Understanding “Let It Be” and “Be in the Moment”

We often come across these phrases on social media, but what do they truly mean? Can we genuinely “let it be,” “be in the moment,” “let go,” or “go with the flow”? The answer lies in our meditation practice.

How to Practice?

Broadly speaking, we practice by letting go of the need to know. We can relinquish our certainties, seeing them for what they are: just attempts to hold onto a sense of control. Embrace the state of not knowing and rest in the innocence of unknowing.

We practice by not getting entangled in the conceptual mind, allowing it to perform its “monkey dance” without our engagement. This involves observing without interpreting or evaluating every experience, as our minds are constantly doing.

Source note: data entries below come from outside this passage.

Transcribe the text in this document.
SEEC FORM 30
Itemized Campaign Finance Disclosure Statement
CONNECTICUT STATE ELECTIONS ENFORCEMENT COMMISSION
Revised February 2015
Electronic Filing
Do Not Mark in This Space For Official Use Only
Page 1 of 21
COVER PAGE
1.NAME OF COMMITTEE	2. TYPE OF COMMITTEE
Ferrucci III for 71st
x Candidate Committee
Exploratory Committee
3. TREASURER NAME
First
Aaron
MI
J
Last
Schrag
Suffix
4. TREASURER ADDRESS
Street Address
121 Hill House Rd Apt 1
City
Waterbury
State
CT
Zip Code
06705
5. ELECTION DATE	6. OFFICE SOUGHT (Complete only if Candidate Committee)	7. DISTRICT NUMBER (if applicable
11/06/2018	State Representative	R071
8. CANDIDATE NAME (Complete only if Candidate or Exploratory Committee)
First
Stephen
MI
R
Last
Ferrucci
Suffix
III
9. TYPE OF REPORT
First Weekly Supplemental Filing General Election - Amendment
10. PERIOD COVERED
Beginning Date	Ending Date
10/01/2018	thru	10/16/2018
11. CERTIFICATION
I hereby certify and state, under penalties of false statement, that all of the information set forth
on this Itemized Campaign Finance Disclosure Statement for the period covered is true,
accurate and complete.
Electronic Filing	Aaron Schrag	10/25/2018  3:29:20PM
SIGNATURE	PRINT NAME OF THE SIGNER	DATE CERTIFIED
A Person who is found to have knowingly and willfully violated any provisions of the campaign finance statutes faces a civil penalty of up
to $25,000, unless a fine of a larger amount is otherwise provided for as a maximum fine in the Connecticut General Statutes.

Present Moment Meditation Practices

Allow yourself to come to rest in the freedom of not knowing anything at all. For the entire duration of your meditation practice, simply don’t hold onto any idea about anything. This means having no idea what anything is, no idea what anything means, and no idea why anything is the way it is. Notice the impulse to want to interpret or make meaning about your experience and simply don’t engage with this movement. Allow yourself to be free of all knowing. Come to rest in the Unknown.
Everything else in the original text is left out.